| Home | About Us | FAQ | Scenarios |
| Owning Your Copyright Contents:
|
|
Through scholarship, research, and teaching universities engage, continually, in the creation of original works of authorship which are eligible for copyright protection. Who owns these copyrights and what may the owner do with these works is the subject of ongoing discussion in academia. Digital media and its potential to involve significant investment on the part of both the institution and its individual members present new ownership issues that differ from the traditional perspective of the academy. Nonetheless the starting point for sorting out ownership remains based in the traditional principles of copyright law and employee - employer relationships.

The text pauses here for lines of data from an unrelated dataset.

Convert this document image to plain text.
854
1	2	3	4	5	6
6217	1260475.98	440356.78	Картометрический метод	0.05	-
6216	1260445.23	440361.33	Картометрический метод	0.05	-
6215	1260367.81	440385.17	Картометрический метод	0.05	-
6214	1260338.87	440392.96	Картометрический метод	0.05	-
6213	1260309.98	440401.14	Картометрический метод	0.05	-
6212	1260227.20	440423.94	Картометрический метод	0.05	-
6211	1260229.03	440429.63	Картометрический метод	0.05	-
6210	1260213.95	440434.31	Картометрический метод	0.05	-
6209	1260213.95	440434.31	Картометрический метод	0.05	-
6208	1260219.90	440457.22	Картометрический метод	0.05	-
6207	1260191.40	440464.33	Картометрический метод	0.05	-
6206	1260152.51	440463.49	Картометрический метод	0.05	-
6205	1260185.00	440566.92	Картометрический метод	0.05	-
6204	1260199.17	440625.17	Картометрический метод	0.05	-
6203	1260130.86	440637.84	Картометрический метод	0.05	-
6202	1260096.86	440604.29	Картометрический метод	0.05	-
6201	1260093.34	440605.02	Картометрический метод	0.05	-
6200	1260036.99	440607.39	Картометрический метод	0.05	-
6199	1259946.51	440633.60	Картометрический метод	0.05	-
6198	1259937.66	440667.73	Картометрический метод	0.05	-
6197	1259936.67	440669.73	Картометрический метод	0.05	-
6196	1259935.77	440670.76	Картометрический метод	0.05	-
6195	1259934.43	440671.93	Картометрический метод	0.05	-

Traditional Ownership and Authorship
Initially, ownership of copyright to a work is assigned to the author of the work. Authorship, however, doesn't always equate to the individual who created a work. Authorship may be attributed to the employer of an individual who creates an original work in the course of his or her employment.
Traditionally, when faculty at universities write books and articles their institutions allow them to retain authorship and the copyright in their work. Faculty are university employees, and the U.S. Copyright Act's Work For Hire doctrine provides institutions with the right to claim both authorship of the work and ownership of the copyright in the original works created by their employees. However, as is the case at the University of Minnesota, most academic institutions grant an exception to work for hire rules, allowing members of the institution to retain their individual copyrights in most traditional circumstances.
Copyright owners enjoy six exclusive rights over their works. Baring statutory exceptions to these rights a copyright owner has the exclusive right to:
- Reproduce the work
- Create a derivative work
- Distribute the work
- Perform the work in public
- Display the work in public
- In the case of sound recordings, perform the work publicly by means of digital audio transmission
Section 106 of in chapter 1 in the U.S. Copyright Law sets forth these rights. The next 15 sections of chapter 1, beginning with Fair Use, Section 107, describe numerous exceptions to these rights. In the law's attempt to balance private interest with public interest the remainder of chapter 1 renders these exclusive rights subject to limitation.
These rights are divisible and may be assigned or transferred by the copyright owner in part or in whole, to other parties.
Regents Policy on Intellectual Property
The University of Minnesota Regents Policy on Intellectual Property defines terms for the University in the copyright ownership landscape and sets the boundaries for individual ownership of work products. In general the policy declares that the University shall be the sole owner of all specially commissioned intellectual property created through the use of University resources or facilities. The policy continues, setting forth an important clarification of this declaration. In section VI, subdivision I the policy allows that "A regular academic work product is owned by the creator and not the University."
Two definitions in the policy at Section III are critical to determining ownership of intellectual property created at the University. The policy defines and distinguishes a regular academic work product from a specially commissioned work. Familiarize yourself with these distinctions:
- Regular Academic Work Product "Regular Academic Work Product" means any
copyrightable work product which is an artistic creation or which constitutes,
or is intended to disseminate the results of, academic research or scholarly
study. Regular academic work product includes, but is not limited to, books,
class notes, theses and dissertations, course materials designed for the web,
distance education and other technology-oriented educational materials, articles,
poems, musical works, dramatic works, pantomimes and choreographic works,
pictorial, graphic and sculptural works, or other works of artistic imagination.
Software specifically needed to support a regular academic work product or
which is designed to disseminate the results of academic research and scholarly
study is also considered a regular academic work product.
- Specially Commissioned Work. "Specially Commissioned Work" means a work specially ordered or commissioned and which the University and creator expressly agree in a written instrument signed by them shall be considered as such.